Grund ist vor allem die viel zu hohe Nährstoffbelastung der Gewässer, die durch die Düngepraxis in der Landwirtschaft verursacht wird. Ob sich dieses Problem mit der neuen Düngeverordnung lösen wird, wird sich erst mit kommenden Untersuchungen herausstellen. Die neuen Regeln gelten seit Mai 2020. Im Trinkwasser werde der Grenzwert von 50 Milligramm Nitrat pro Liter zwar nur selten überschritten. Das Nitrat aus dem Rohwasser zu entfernen, sei für die Wasserwerke aber aufwendig und teuer.

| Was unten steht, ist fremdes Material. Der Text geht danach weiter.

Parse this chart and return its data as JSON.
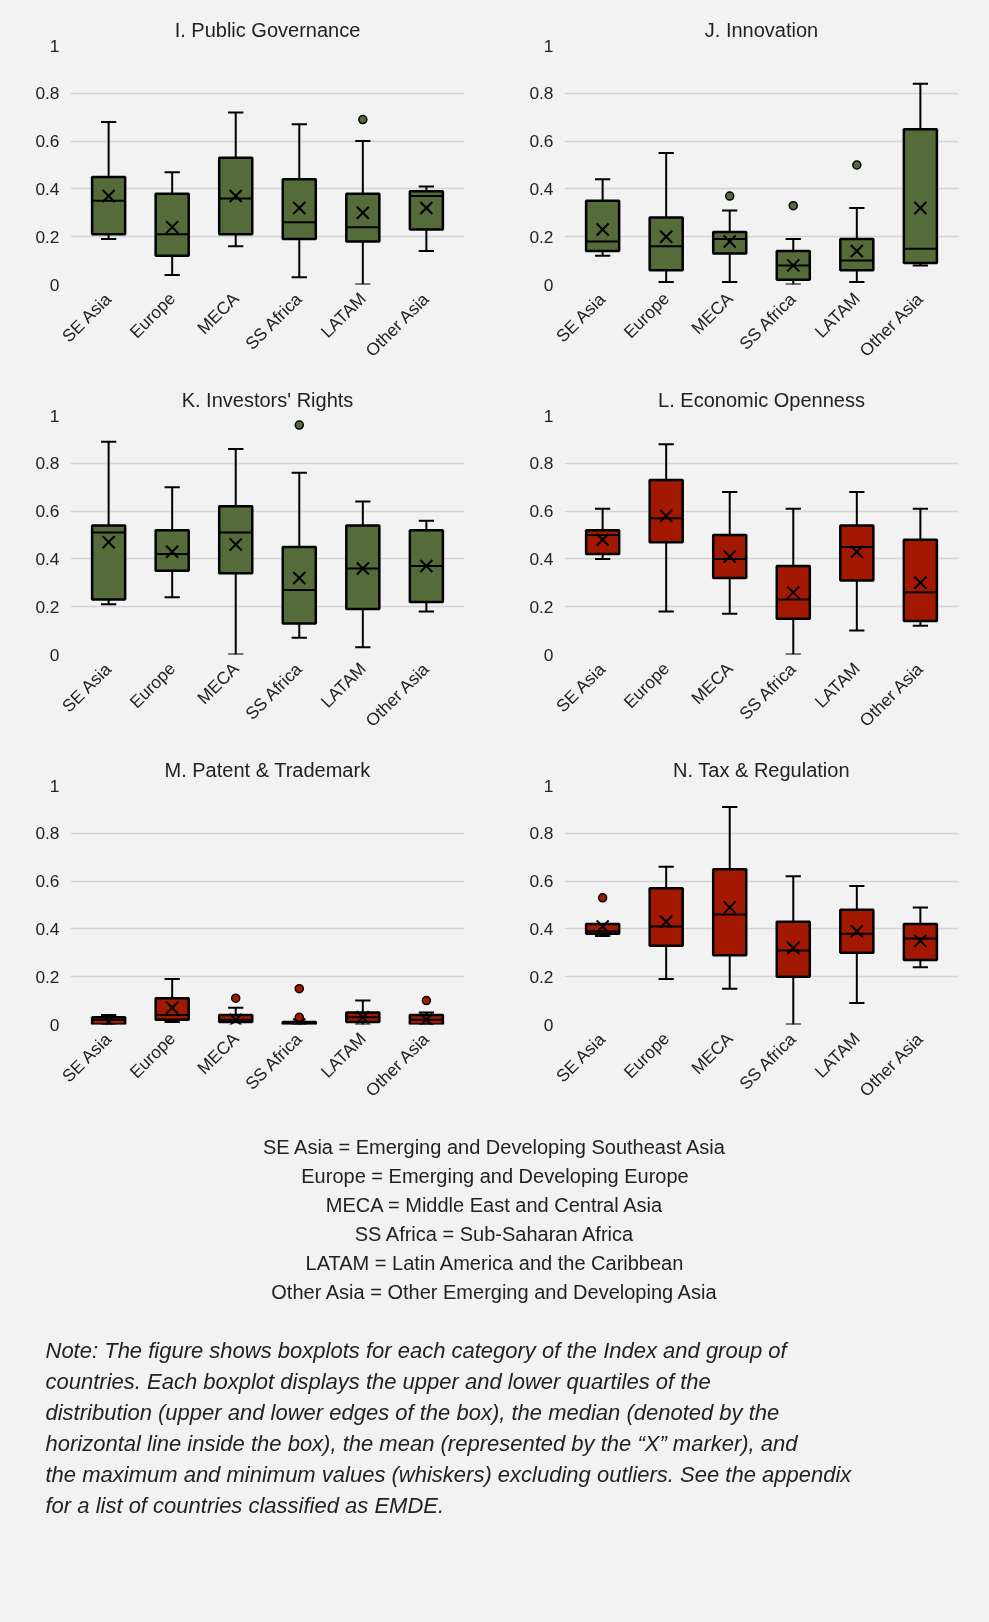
{
  "chart_data": [
    {
      "type": "box",
      "title": "I. Public Governance",
      "categories": [
        "SE Asia",
        "Europe",
        "MECA",
        "SS Africa",
        "LATAM",
        "Other Asia"
      ],
      "color": "#556b3a",
      "ylim": [
        0,
        1
      ],
      "yticks": [
        0,
        0.2,
        0.4,
        0.6,
        0.8,
        1
      ],
      "grid": "y",
      "boxes": [
        {
          "low": 0.19,
          "q1": 0.21,
          "median": 0.35,
          "q3": 0.45,
          "high": 0.68,
          "mean": 0.37
        },
        {
          "low": 0.04,
          "q1": 0.12,
          "median": 0.21,
          "q3": 0.38,
          "high": 0.47,
          "mean": 0.24
        },
        {
          "low": 0.16,
          "q1": 0.21,
          "median": 0.36,
          "q3": 0.53,
          "high": 0.72,
          "mean": 0.37
        },
        {
          "low": 0.03,
          "q1": 0.19,
          "median": 0.26,
          "q3": 0.44,
          "high": 0.67,
          "mean": 0.32
        },
        {
          "low": 0,
          "q1": 0.18,
          "median": 0.24,
          "q3": 0.38,
          "high": 0.6,
          "mean": 0.3,
          "outliers": [
            0.69
          ]
        },
        {
          "low": 0.14,
          "q1": 0.23,
          "median": 0.37,
          "q3": 0.39,
          "high": 0.41,
          "mean": 0.32
        }
      ]
    },
    {
      "type": "box",
      "title": "J. Innovation",
      "categories": [
        "SE Asia",
        "Europe",
        "MECA",
        "SS Africa",
        "LATAM",
        "Other Asia"
      ],
      "color": "#556b3a",
      "ylim": [
        0,
        1
      ],
      "yticks": [
        0,
        0.2,
        0.4,
        0.6,
        0.8,
        1
      ],
      "grid": "y",
      "boxes": [
        {
          "low": 0.12,
          "q1": 0.14,
          "median": 0.18,
          "q3": 0.35,
          "high": 0.44,
          "mean": 0.23
        },
        {
          "low": 0.01,
          "q1": 0.06,
          "median": 0.16,
          "q3": 0.28,
          "high": 0.55,
          "mean": 0.2
        },
        {
          "low": 0.01,
          "q1": 0.13,
          "median": 0.19,
          "q3": 0.22,
          "high": 0.31,
          "mean": 0.18,
          "outliers": [
            0.37
          ]
        },
        {
          "low": 0,
          "q1": 0.02,
          "median": 0.08,
          "q3": 0.14,
          "high": 0.19,
          "mean": 0.08,
          "outliers": [
            0.33
          ]
        },
        {
          "low": 0.01,
          "q1": 0.06,
          "median": 0.1,
          "q3": 0.19,
          "high": 0.32,
          "mean": 0.14,
          "outliers": [
            0.5
          ]
        },
        {
          "low": 0.08,
          "q1": 0.09,
          "median": 0.15,
          "q3": 0.65,
          "high": 0.84,
          "mean": 0.32
        }
      ]
    },
    {
      "type": "box",
      "title": "K. Investors' Rights",
      "categories": [
        "SE Asia",
        "Europe",
        "MECA",
        "SS Africa",
        "LATAM",
        "Other Asia"
      ],
      "color": "#556b3a",
      "ylim": [
        0,
        1
      ],
      "yticks": [
        0,
        0.2,
        0.4,
        0.6,
        0.8,
        1
      ],
      "grid": "y",
      "boxes": [
        {
          "low": 0.21,
          "q1": 0.23,
          "median": 0.51,
          "q3": 0.54,
          "high": 0.89,
          "mean": 0.47
        },
        {
          "low": 0.24,
          "q1": 0.35,
          "median": 0.42,
          "q3": 0.52,
          "high": 0.7,
          "mean": 0.43
        },
        {
          "low": 0,
          "q1": 0.34,
          "median": 0.51,
          "q3": 0.62,
          "high": 0.86,
          "mean": 0.46
        },
        {
          "low": 0.07,
          "q1": 0.13,
          "median": 0.27,
          "q3": 0.45,
          "high": 0.76,
          "mean": 0.32,
          "outliers": [
            0.96
          ]
        },
        {
          "low": 0.03,
          "q1": 0.19,
          "median": 0.36,
          "q3": 0.54,
          "high": 0.64,
          "mean": 0.36
        },
        {
          "low": 0.18,
          "q1": 0.22,
          "median": 0.37,
          "q3": 0.52,
          "high": 0.56,
          "mean": 0.37
        }
      ]
    },
    {
      "type": "box",
      "title": "L. Economic Openness",
      "categories": [
        "SE Asia",
        "Europe",
        "MECA",
        "SS Africa",
        "LATAM",
        "Other Asia"
      ],
      "color": "#a31800",
      "ylim": [
        0,
        1
      ],
      "yticks": [
        0,
        0.2,
        0.4,
        0.6,
        0.8,
        1
      ],
      "grid": "y",
      "boxes": [
        {
          "low": 0.4,
          "q1": 0.42,
          "median": 0.5,
          "q3": 0.52,
          "high": 0.61,
          "mean": 0.48
        },
        {
          "low": 0.18,
          "q1": 0.47,
          "median": 0.57,
          "q3": 0.73,
          "high": 0.88,
          "mean": 0.58
        },
        {
          "low": 0.17,
          "q1": 0.32,
          "median": 0.4,
          "q3": 0.5,
          "high": 0.68,
          "mean": 0.41
        },
        {
          "low": 0,
          "q1": 0.15,
          "median": 0.23,
          "q3": 0.37,
          "high": 0.61,
          "mean": 0.26
        },
        {
          "low": 0.1,
          "q1": 0.31,
          "median": 0.45,
          "q3": 0.54,
          "high": 0.68,
          "mean": 0.43
        },
        {
          "low": 0.12,
          "q1": 0.14,
          "median": 0.26,
          "q3": 0.48,
          "high": 0.61,
          "mean": 0.3
        }
      ]
    },
    {
      "type": "box",
      "title": "M. Patent & Trademark",
      "categories": [
        "SE Asia",
        "Europe",
        "MECA",
        "SS Africa",
        "LATAM",
        "Other Asia"
      ],
      "color": "#a31800",
      "ylim": [
        0,
        1
      ],
      "yticks": [
        0,
        0.2,
        0.4,
        0.6,
        0.8,
        1
      ],
      "grid": "y",
      "boxes": [
        {
          "low": 0,
          "q1": 0,
          "median": 0.02,
          "q3": 0.03,
          "high": 0.04,
          "mean": 0.01
        },
        {
          "low": 0.01,
          "q1": 0.02,
          "median": 0.04,
          "q3": 0.11,
          "high": 0.19,
          "mean": 0.07
        },
        {
          "low": 0.01,
          "q1": 0.01,
          "median": 0.02,
          "q3": 0.04,
          "high": 0.07,
          "mean": 0.02,
          "outliers": [
            0.11
          ]
        },
        {
          "low": 0,
          "q1": 0,
          "median": 0.01,
          "q3": 0.01,
          "high": 0.01,
          "mean": 0,
          "outliers": [
            0.03,
            0.15
          ]
        },
        {
          "low": 0,
          "q1": 0.01,
          "median": 0.03,
          "q3": 0.05,
          "high": 0.1,
          "mean": 0.03
        },
        {
          "low": 0,
          "q1": 0,
          "median": 0.02,
          "q3": 0.04,
          "high": 0.05,
          "mean": 0.02,
          "outliers": [
            0.1
          ]
        }
      ]
    },
    {
      "type": "box",
      "title": "N. Tax & Regulation",
      "categories": [
        "SE Asia",
        "Europe",
        "MECA",
        "SS Africa",
        "LATAM",
        "Other Asia"
      ],
      "color": "#a31800",
      "ylim": [
        0,
        1
      ],
      "yticks": [
        0,
        0.2,
        0.4,
        0.6,
        0.8,
        1
      ],
      "grid": "y",
      "boxes": [
        {
          "low": 0.37,
          "q1": 0.38,
          "median": 0.39,
          "q3": 0.42,
          "high": 0.42,
          "mean": 0.41,
          "outliers": [
            0.53
          ]
        },
        {
          "low": 0.19,
          "q1": 0.33,
          "median": 0.41,
          "q3": 0.57,
          "high": 0.66,
          "mean": 0.43
        },
        {
          "low": 0.15,
          "q1": 0.29,
          "median": 0.46,
          "q3": 0.65,
          "high": 0.91,
          "mean": 0.49
        },
        {
          "low": 0,
          "q1": 0.2,
          "median": 0.31,
          "q3": 0.43,
          "high": 0.62,
          "mean": 0.32
        },
        {
          "low": 0.09,
          "q1": 0.3,
          "median": 0.38,
          "q3": 0.48,
          "high": 0.58,
          "mean": 0.39
        },
        {
          "low": 0.24,
          "q1": 0.27,
          "median": 0.36,
          "q3": 0.42,
          "high": 0.49,
          "mean": 0.35
        }
      ]
    },
    {
      "type": "other",
      "annotations": [
        "SE Asia = Emerging and Developing Southeast Asia",
        "Europe = Emerging and Developing Europe",
        "MECA = Middle East and Central Asia",
        "SS Africa = Sub-Saharan Africa",
        "LATAM = Latin America and the Caribbean",
        "Other Asia = Other Emerging and Developing Asia",
        "Note: The figure shows boxplots for each category of the Index and group of countries. Each boxplot displays the upper and lower quartiles of the distribution (upper and lower edges of the box), the median (denoted by the horizontal line inside the box), the mean (represented by the “X” marker), and the maximum and minimum values (whiskers) excluding outliers. See the appendix for a list of countries classified as EMDE."
      ]
    }
  ]
}
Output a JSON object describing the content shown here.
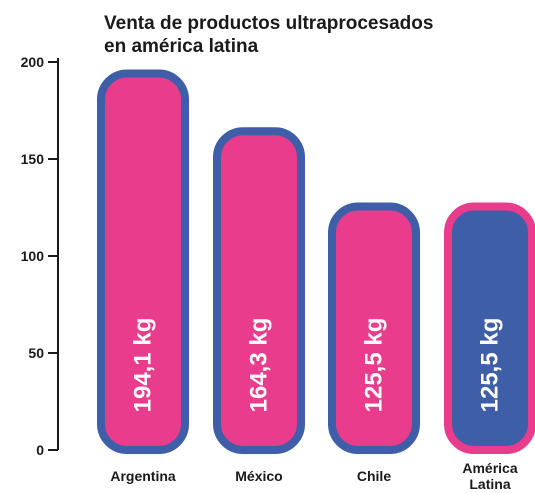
{
  "chart_data": {
    "type": "bar",
    "title": [
      "Venta de productos ultraprocesados",
      "en américa latina"
    ],
    "categories": [
      "Argentina",
      "México",
      "Chile",
      "América Latina"
    ],
    "values": [
      194.1,
      164.3,
      125.5,
      125.5
    ],
    "data_labels": [
      "194,1 kg",
      "164,3 kg",
      "125,5 kg",
      "125,5 kg"
    ],
    "y_ticks": [
      0,
      50,
      100,
      150,
      200
    ],
    "ylim": [
      0,
      200
    ],
    "colors": {
      "bar_fill": "#e93c8c",
      "bar_border": "#3f5ea8",
      "highlight_fill": "#3f5ea8",
      "highlight_border": "#e93c8c",
      "axis": "#1a1a1a"
    },
    "highlight_index": 3
  }
}
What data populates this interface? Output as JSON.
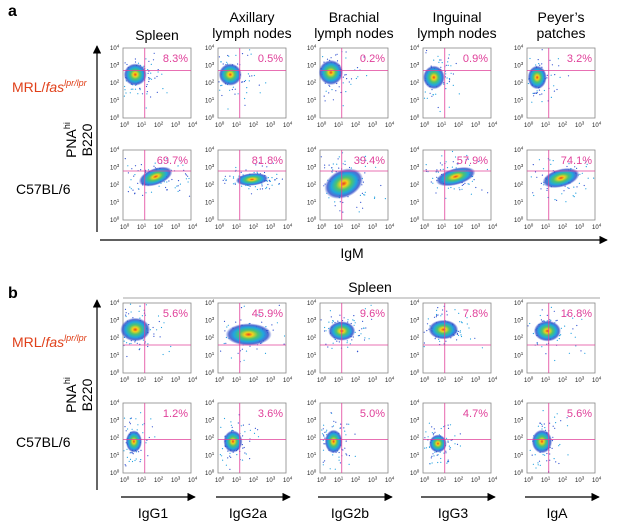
{
  "panel_a": {
    "label": "a",
    "columns": [
      [
        "Spleen"
      ],
      [
        "Axillary",
        "lymph nodes"
      ],
      [
        "Brachial",
        "lymph nodes"
      ],
      [
        "Inguinal",
        "lymph nodes"
      ],
      [
        "Peyer’s",
        "patches"
      ]
    ],
    "rows": [
      {
        "label": {
          "main": "MRL/",
          "italic": "fas",
          "sup": "lpr/lpr"
        },
        "percentages": [
          "8.3%",
          "0.5%",
          "0.2%",
          "0.9%",
          "3.2%"
        ]
      },
      {
        "label": {
          "main": "C57BL/6"
        },
        "percentages": [
          "69.7%",
          "81.8%",
          "39.4%",
          "57.9%",
          "74.1%"
        ]
      }
    ],
    "y_axis_label": {
      "line1": "PNA",
      "line1_sup": "hi",
      "line2": "B220"
    },
    "x_axis_label": "IgM"
  },
  "panel_b": {
    "label": "b",
    "group_title": "Spleen",
    "rows": [
      {
        "label": {
          "main": "MRL/",
          "italic": "fas",
          "sup": "lpr/lpr"
        },
        "percentages": [
          "5.6%",
          "45.9%",
          "9.6%",
          "7.8%",
          "16.8%"
        ]
      },
      {
        "label": {
          "main": "C57BL/6"
        },
        "percentages": [
          "1.2%",
          "3.6%",
          "5.0%",
          "4.7%",
          "5.6%"
        ]
      }
    ],
    "y_axis_label": {
      "line1": "PNA",
      "line1_sup": "hi",
      "line2": "B220"
    },
    "x_axis_labels": [
      "IgG1",
      "IgG2a",
      "IgG2b",
      "IgG3",
      "IgA"
    ]
  },
  "axis_ticks": {
    "base": "10",
    "exponents": [
      "0",
      "1",
      "2",
      "3",
      "4"
    ]
  }
}
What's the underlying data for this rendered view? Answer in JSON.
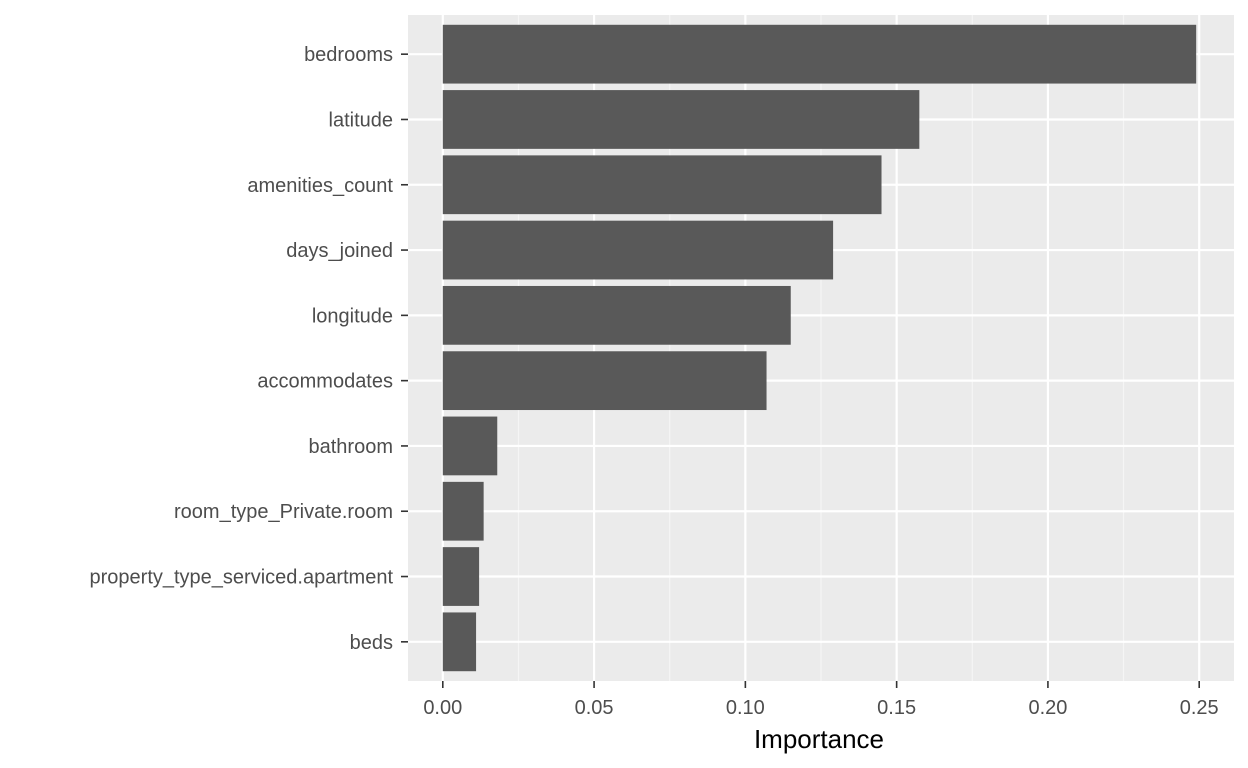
{
  "chart_data": {
    "type": "bar",
    "orientation": "horizontal",
    "categories": [
      "bedrooms",
      "latitude",
      "amenities_count",
      "days_joined",
      "longitude",
      "accommodates",
      "bathroom",
      "room_type_Private.room",
      "property_type_serviced.apartment",
      "beds"
    ],
    "values": [
      0.249,
      0.1575,
      0.145,
      0.129,
      0.115,
      0.107,
      0.018,
      0.0135,
      0.012,
      0.011
    ],
    "xlabel": "Importance",
    "ylabel": "",
    "xlim": [
      -0.0115,
      0.2615
    ],
    "xticks": [
      0.0,
      0.05,
      0.1,
      0.15,
      0.2,
      0.25
    ],
    "xtick_labels": [
      "0.00",
      "0.05",
      "0.10",
      "0.15",
      "0.20",
      "0.25"
    ],
    "grid": true,
    "legend": "none",
    "colors": {
      "bar": "#595959",
      "panel_background": "#ebebeb",
      "grid_major": "#ffffff",
      "grid_minor": "#f5f5f5",
      "axis_text": "#4d4d4d",
      "axis_ticks": "#333333",
      "title_text": "#000000"
    }
  }
}
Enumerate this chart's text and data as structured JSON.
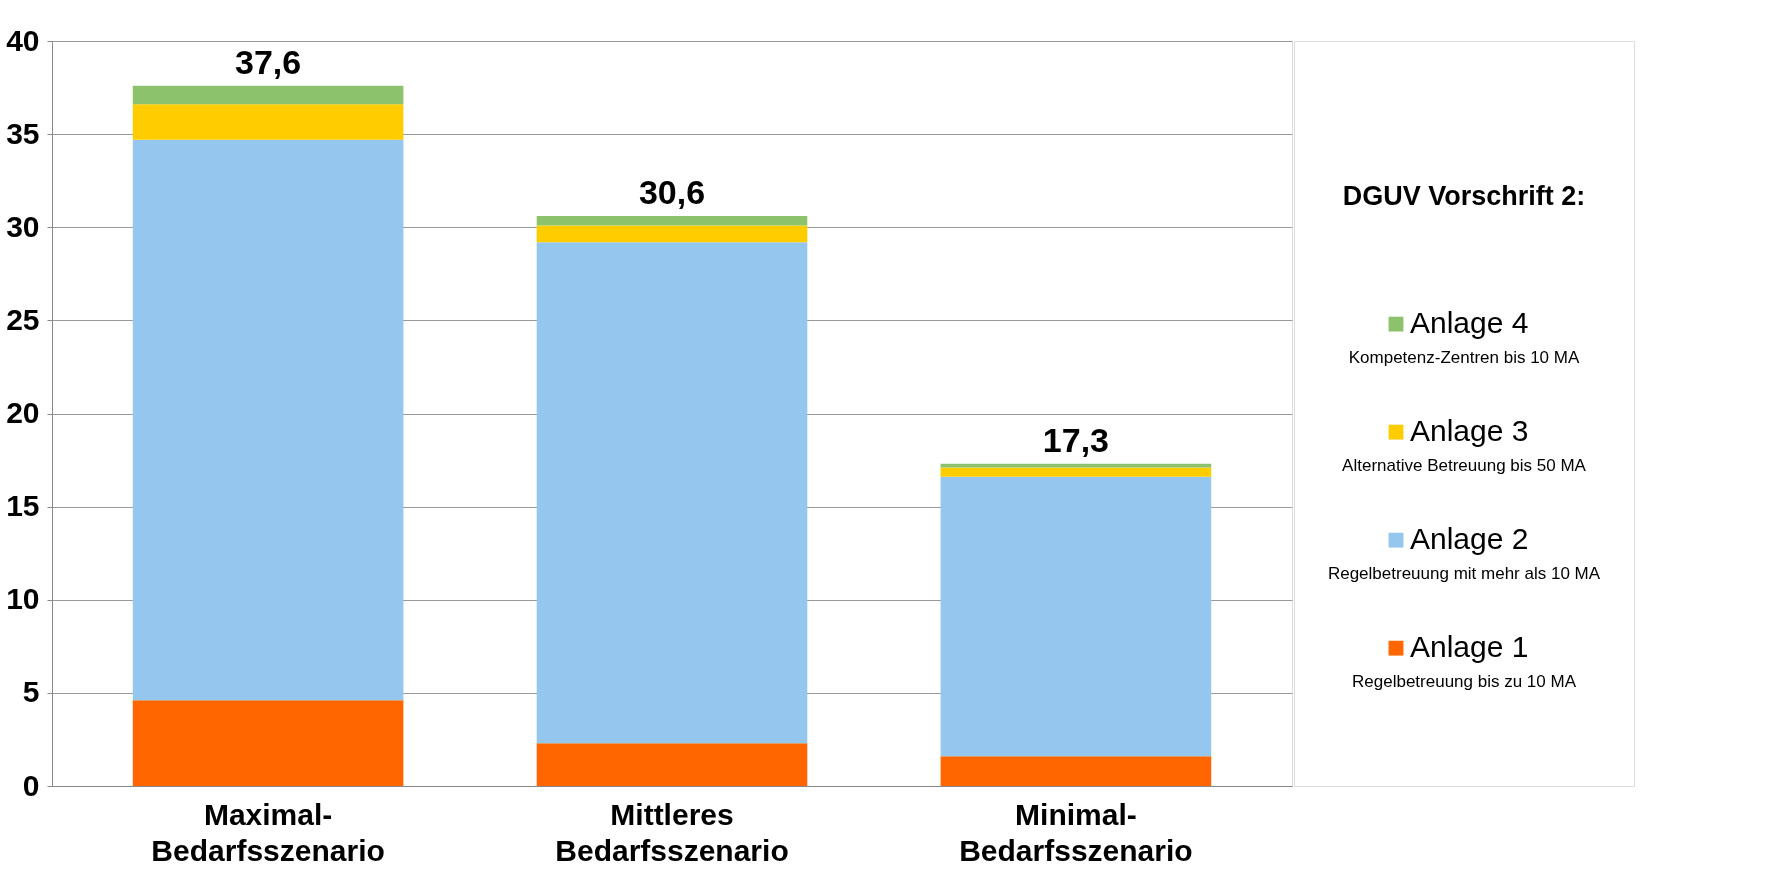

Um die Wasserqualität in Deutschland wieder zu steigern, empfiehlt das Umweltbundesamt, die EU-Agrarförderung nicht pauschal als Flächenprämien auszuschütten, sondern gezielt ökologische Leistungen zu fördern. Als Beispiel nennt die Behörde Gewässerrandstreifen und ökologische Bewirtschaftung.

Auch der Ausbau des Ökolandbaus hätte positive Wirkungen auf die Gewässerqualität. Doch Deutschland erreicht nicht einmal das selbstgesetzte Ziel von einem Anteil von 20 Prozent der gesamten Landwirtschaft. Auch ein reduzierter Fleischkonsum würde einen geringeren Stickstoffeintrag bewirken. Die hohe Stickstoffbelastung bedrohte bereits im Jahr 2015 mehr als zwei Drittel der empfindlichen Ökosysteme Deutschlands.

Deutschland wird heißer

Beim Thema Klima stehen die Indikatoren laut Bundesamt auf “Rot”. Die Anzahl an sogenannten Heißen Tagen in Deutschland nimmt zu, an solchen Tagen liegt die Temperatur laut Deutschem Wetterdienst im Gebietsmittel bei über 30 Grad Celsius. Die Jahre 2003, 2015 und 2018 waren mit 18 bis 20 Heißen Tagen bisher die mit den meisten Extremtagen. Im Jahr 2020 traten 11 Heiße Tage auf. Es zeige sich ein deutlich steigender Trend, auch wenn immer wieder starke Schwankungen auftreten. In Deutschland müsse man zukünftig mit länger anhaltenden Hitzeperioden rechnen.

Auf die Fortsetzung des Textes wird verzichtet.